[sword-devel] Question for Optimization / speed experts
Christian Renz
sword-devel@crosswire.org
Mon, 6 Jan 2003 19:18:24 -0300
>BibleTime supports displaying different lexicons side by side, it offers only
>the keys which are available in all of the chosen lexicons.
Some ideas for this:
- You don't have to build the whole list at once. Build e.g. a list of
20 or 30 items, then calculate more as the user scrolls up/down. You
might even calculate the list using an idle thread.
- Personally, I would find a list of *all* keys more desirable (that
is, list any key that is found in any of the chosen lexicons). I
took a look at Bibleworks when visiting my brother (he is teaching
OT) and noticed it has a feature where instead of having a window
per dictionary, you have one window displaying the definitions in a
list of selected dictionaries, like this:
x Dictionaries -----------*
| Yaddayadda |
| ... |
| |
| BDB |
| ... |
| |
| Websters |
| ... |
| |
* ------------------------*
It is a nice feature I would like to see in sword as well.

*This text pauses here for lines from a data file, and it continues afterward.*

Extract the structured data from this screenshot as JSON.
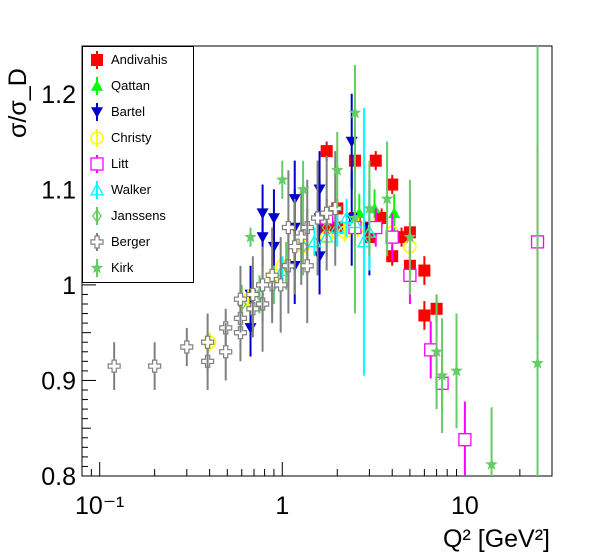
{
  "chart_data": {
    "type": "scatter",
    "x_scale": "log",
    "xlim": [
      0.08,
      30
    ],
    "ylim": [
      0.8,
      1.25
    ],
    "ylabel": "σ/σ_D",
    "xlabel": "Q² [GeV²]",
    "x_tick_labels": [
      "10⁻¹",
      "1",
      "10"
    ],
    "y_tick_labels": [
      "0.8",
      "0.9",
      "1",
      "1.1",
      "1.2"
    ],
    "legend_position": "top-left",
    "series": [
      {
        "name": "Andivahis",
        "marker": "filled-square",
        "color": "#ff0000",
        "points": [
          [
            1.75,
            1.14,
            0.01
          ],
          [
            2.5,
            1.13,
            0.01
          ],
          [
            3.25,
            1.13,
            0.01
          ],
          [
            4.0,
            1.105,
            0.01
          ],
          [
            5.0,
            1.055,
            0.01
          ],
          [
            2.0,
            1.06,
            0.01
          ],
          [
            2.5,
            1.07,
            0.01
          ],
          [
            3.0,
            1.05,
            0.01
          ],
          [
            3.5,
            1.07,
            0.01
          ],
          [
            4.0,
            1.03,
            0.01
          ],
          [
            4.5,
            1.05,
            0.01
          ],
          [
            5.0,
            1.02,
            0.01
          ],
          [
            6.0,
            1.015,
            0.015
          ],
          [
            6.0,
            0.968,
            0.015
          ],
          [
            7.0,
            0.975,
            0.015
          ],
          [
            1.75,
            1.06,
            0.01
          ],
          [
            2.0,
            1.08,
            0.01
          ],
          [
            3.0,
            1.06,
            0.01
          ]
        ]
      },
      {
        "name": "Qattan",
        "marker": "filled-triangle-up",
        "color": "#00ff00",
        "points": [
          [
            2.64,
            1.075,
            0.02
          ],
          [
            3.2,
            1.08,
            0.02
          ],
          [
            4.1,
            1.075,
            0.02
          ]
        ]
      },
      {
        "name": "Bartel",
        "marker": "filled-triangle-down",
        "color": "#0000cc",
        "points": [
          [
            0.67,
            0.955,
            0.03
          ],
          [
            0.67,
            0.99,
            0.03
          ],
          [
            0.78,
            1.05,
            0.03
          ],
          [
            0.78,
            1.075,
            0.03
          ],
          [
            0.9,
            1.04,
            0.03
          ],
          [
            0.9,
            1.07,
            0.03
          ],
          [
            1.17,
            1.02,
            0.04
          ],
          [
            1.17,
            1.06,
            0.04
          ],
          [
            1.17,
            1.09,
            0.04
          ],
          [
            1.6,
            1.03,
            0.04
          ],
          [
            1.6,
            1.07,
            0.04
          ],
          [
            1.6,
            1.1,
            0.04
          ],
          [
            2.4,
            1.07,
            0.05
          ],
          [
            2.4,
            1.15,
            0.05
          ],
          [
            3.0,
            1.06,
            0.05
          ]
        ]
      },
      {
        "name": "Christy",
        "marker": "open-circle",
        "color": "#ffff00",
        "points": [
          [
            0.65,
            0.985,
            0.01
          ],
          [
            0.9,
            1.01,
            0.01
          ],
          [
            1.0,
            1.02,
            0.01
          ],
          [
            1.3,
            1.04,
            0.01
          ],
          [
            1.75,
            1.05,
            0.01
          ],
          [
            2.2,
            1.055,
            0.01
          ],
          [
            2.6,
            1.06,
            0.01
          ],
          [
            3.2,
            1.06,
            0.01
          ],
          [
            4.0,
            1.055,
            0.01
          ],
          [
            5.0,
            1.04,
            0.01
          ],
          [
            0.4,
            0.94,
            0.01
          ]
        ]
      },
      {
        "name": "Litt",
        "marker": "open-square",
        "color": "#ff00ff",
        "points": [
          [
            1.75,
            1.07,
            0.02
          ],
          [
            2.5,
            1.06,
            0.02
          ],
          [
            3.25,
            1.06,
            0.02
          ],
          [
            4.0,
            1.05,
            0.025
          ],
          [
            5.0,
            1.01,
            0.03
          ],
          [
            6.5,
            0.932,
            0.03
          ],
          [
            7.5,
            0.897,
            0.03
          ],
          [
            10.0,
            0.838,
            0.04
          ],
          [
            25.0,
            1.045,
            0.1
          ]
        ]
      },
      {
        "name": "Walker",
        "marker": "open-triangle-up",
        "color": "#00ffff",
        "points": [
          [
            1.0,
            1.015,
            0.015
          ],
          [
            1.5,
            1.045,
            0.015
          ],
          [
            2.0,
            1.06,
            0.02
          ],
          [
            2.5,
            1.065,
            0.025
          ],
          [
            3.0,
            1.055,
            0.04
          ],
          [
            1.75,
            1.05,
            0.02
          ],
          [
            2.25,
            1.07,
            0.02
          ],
          [
            2.8,
            1.045,
            0.14
          ]
        ]
      },
      {
        "name": "Janssens",
        "marker": "open-diamond",
        "color": "#66cc66",
        "points": [
          [
            0.6,
            0.98,
            0.02
          ],
          [
            0.75,
            0.99,
            0.02
          ],
          [
            0.9,
            1.0,
            0.02
          ],
          [
            1.05,
            1.02,
            0.025
          ],
          [
            1.3,
            1.04,
            0.03
          ],
          [
            1.75,
            1.06,
            0.03
          ]
        ]
      },
      {
        "name": "Berger",
        "marker": "open-cross",
        "color": "#808080",
        "points": [
          [
            0.12,
            0.915,
            0.025
          ],
          [
            0.2,
            0.915,
            0.025
          ],
          [
            0.3,
            0.935,
            0.02
          ],
          [
            0.39,
            0.92,
            0.03
          ],
          [
            0.39,
            0.94,
            0.03
          ],
          [
            0.49,
            0.955,
            0.02
          ],
          [
            0.59,
            0.965,
            0.03
          ],
          [
            0.59,
            0.95,
            0.03
          ],
          [
            0.69,
            0.975,
            0.03
          ],
          [
            0.78,
            0.98,
            0.05
          ],
          [
            0.88,
            1.0,
            0.03
          ],
          [
            0.98,
            1.0,
            0.05
          ],
          [
            1.08,
            1.02,
            0.05
          ],
          [
            1.17,
            1.04,
            0.05
          ],
          [
            1.27,
            1.05,
            0.05
          ],
          [
            1.37,
            1.06,
            0.05
          ],
          [
            1.56,
            1.07,
            0.06
          ],
          [
            1.75,
            1.075,
            0.06
          ],
          [
            1.95,
            1.08,
            0.06
          ],
          [
            0.49,
            0.93,
            0.03
          ],
          [
            0.59,
            0.985,
            0.035
          ],
          [
            0.69,
            0.99,
            0.04
          ],
          [
            0.78,
            1.0,
            0.04
          ],
          [
            0.88,
            1.01,
            0.05
          ],
          [
            1.08,
            1.06,
            0.06
          ],
          [
            1.37,
            1.02,
            0.06
          ]
        ]
      },
      {
        "name": "Kirk",
        "marker": "filled-star",
        "color": "#66cc66",
        "points": [
          [
            0.67,
            1.05,
            0.01
          ],
          [
            1.0,
            1.11,
            0.02
          ],
          [
            1.3,
            1.1,
            0.03
          ],
          [
            2.5,
            1.18,
            0.05
          ],
          [
            3.75,
            1.09,
            0.06
          ],
          [
            5.0,
            1.05,
            0.06
          ],
          [
            7.0,
            0.93,
            0.06
          ],
          [
            7.5,
            0.905,
            0.06
          ],
          [
            9.0,
            0.91,
            0.06
          ],
          [
            14.0,
            0.812,
            0.06
          ],
          [
            25.0,
            0.918,
            0.35
          ],
          [
            2.0,
            1.12,
            0.04
          ],
          [
            2.5,
            1.07,
            0.1
          ],
          [
            3.0,
            1.08,
            0.05
          ]
        ]
      }
    ]
  }
}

- Your algorithm is O(m * n), which explains the runtime. The
algorithm proposed by Glen looks good, especially as it runs in
linear time (ie, looks at each entry exactly once). However, it can
still be optimized: If an element is > the currently active item,
you use that one to continue your search. Also, you can step the
marker more often. I implemented the algorithm in perl (just for
fun), but tried to not use perl-specific optimizations. I put some
code into subroutines so the main algorithm reads better.

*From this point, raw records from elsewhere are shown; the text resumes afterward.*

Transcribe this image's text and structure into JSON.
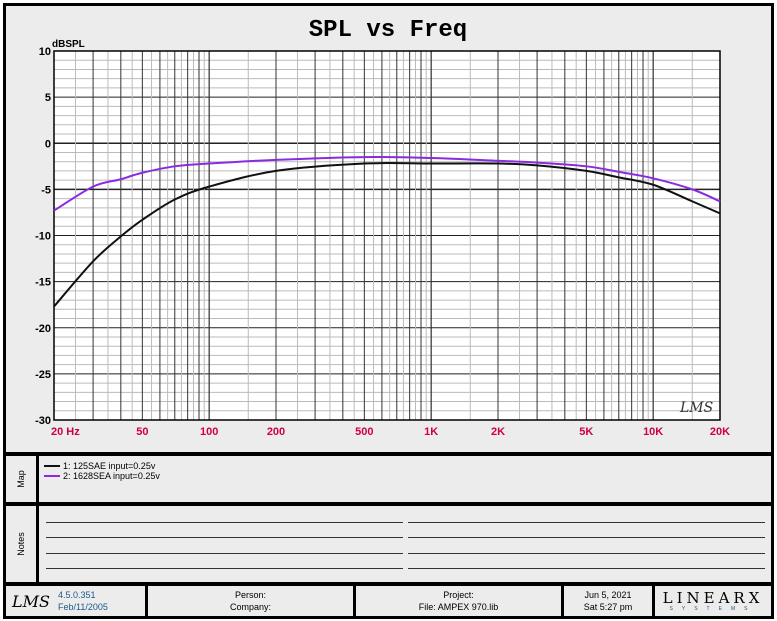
{
  "chart_data": {
    "type": "line",
    "title": "SPL vs Freq",
    "ylabel": "dBSPL",
    "xlabel": "",
    "xscale": "log",
    "xlim": [
      20,
      20000
    ],
    "ylim": [
      -30,
      10
    ],
    "grid": true,
    "yticks": [
      10,
      5,
      0,
      -5,
      -10,
      -15,
      -20,
      -25,
      -30
    ],
    "xticks": [
      {
        "value": 20,
        "label": "20 Hz"
      },
      {
        "value": 50,
        "label": "50"
      },
      {
        "value": 100,
        "label": "100"
      },
      {
        "value": 200,
        "label": "200"
      },
      {
        "value": 500,
        "label": "500"
      },
      {
        "value": 1000,
        "label": "1K"
      },
      {
        "value": 2000,
        "label": "2K"
      },
      {
        "value": 5000,
        "label": "5K"
      },
      {
        "value": 10000,
        "label": "10K"
      },
      {
        "value": 20000,
        "label": "20K"
      }
    ],
    "x": [
      20,
      30,
      40,
      50,
      70,
      100,
      200,
      500,
      1000,
      2000,
      3000,
      5000,
      7000,
      10000,
      15000,
      20000
    ],
    "series": [
      {
        "name": "1: 125SAE  input=0.25v",
        "color": "#111111",
        "values": [
          -17.7,
          -12.8,
          -10.1,
          -8.3,
          -6.1,
          -4.7,
          -3.0,
          -2.2,
          -2.2,
          -2.2,
          -2.4,
          -3.0,
          -3.7,
          -4.5,
          -6.3,
          -7.6
        ]
      },
      {
        "name": "2: 1628SEA  input=0.25v",
        "color": "#8a2be2",
        "values": [
          -7.3,
          -4.7,
          -3.9,
          -3.2,
          -2.5,
          -2.2,
          -1.8,
          -1.5,
          -1.6,
          -1.9,
          -2.1,
          -2.5,
          -3.1,
          -3.8,
          -5.0,
          -6.3
        ]
      }
    ],
    "watermark": "LMS",
    "tick_color": "#cc0044"
  },
  "panels": {
    "map_label": "Map",
    "notes_label": "Notes"
  },
  "footer": {
    "logo": "LMS",
    "version": "4.5.0.351",
    "build_date": "Feb/11/2005",
    "person": "Person:",
    "company": "Company:",
    "project": "Project:",
    "file": "File: AMPEX 970.lib",
    "date": "Jun  5, 2021",
    "time": "Sat  5:27 pm",
    "brand": "LINEARX",
    "brand_sub": "SYSTEMS"
  }
}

--------------- 8< --------------- 8< ---------------
# Calculate intersection of sets. 20030106 crenz@web42.com
use strict;
use warnings;
my @sets =
([ 0, 1, 2, 3, 7, 8, 9, 10, 11, 12, 13, 14, 15, ],
[ 0, 3, 7, 8, 10, 11, 13, 14, 16, ],
[ 0, 1, 2, 3, 5, 7, 8, 10, 11, 12, 13, 14, 16, ],
[ 2, 3, 4, 6, 7, 8, 10, 11, 12, 14, 16, ],
[ 0, 1, 2, 3, 7, 8, 9, 10, 11, 13, 14, 15, ]);
my $numSets = scalar @sets; # $numsets = 5;
my @intersection = ();
my $currentSet = 0;
my @marker = (0, 0, 0, 0, 0);
my $currentItem;
# helper functions
sub stepMarker {
$marker[$currentSet]++;
if ($marker[$currentSet] >= scalar @{$sets[$currentSet]}) {
# we are at the end of the current set
# => abort, there cannot be any more common items
last MAIN;
}
}
sub nextSet {
$currentSet++;
$currentSet %= $numSets;
}
sub getCurrentItem {
return $sets[$currentSet]->[$marker[$currentSet]];
}
# main intersection algorithm
my $activeItem = getCurrentItem;
my $isPresent = 1;
MAIN: while (1) {
stepMarker();
nextSet;
while (($currentItem = getCurrentItem()) < $activeItem) {
stepMarker();
}
if ($currentItem > $activeItem) {
$activeItem = $currentItem;
$isPresent = 1;
} else {
$isPresent++;
if ($isPresent == $numSets) {
# item has been found present in all sets
push @intersection, $activeItem;
stepMarker();
$activeItem = getCurrentItem;
$isPresent = 1;
}
}
}
print "Common items in the $numSets sets: @intersection\n";
--------------- 8< --------------- 8< ---------------
If you want to combine all items present in any list, you could use
Mergesort. It's only O(n * log n) for two lists.
Greetings,
Christian
--
crenz@web42.com - http://www.web42.com/crenz/ - http://www.web42.com/
"Few are those who can see with their own eyes and hear with their own
hearts." -- Albert Einstein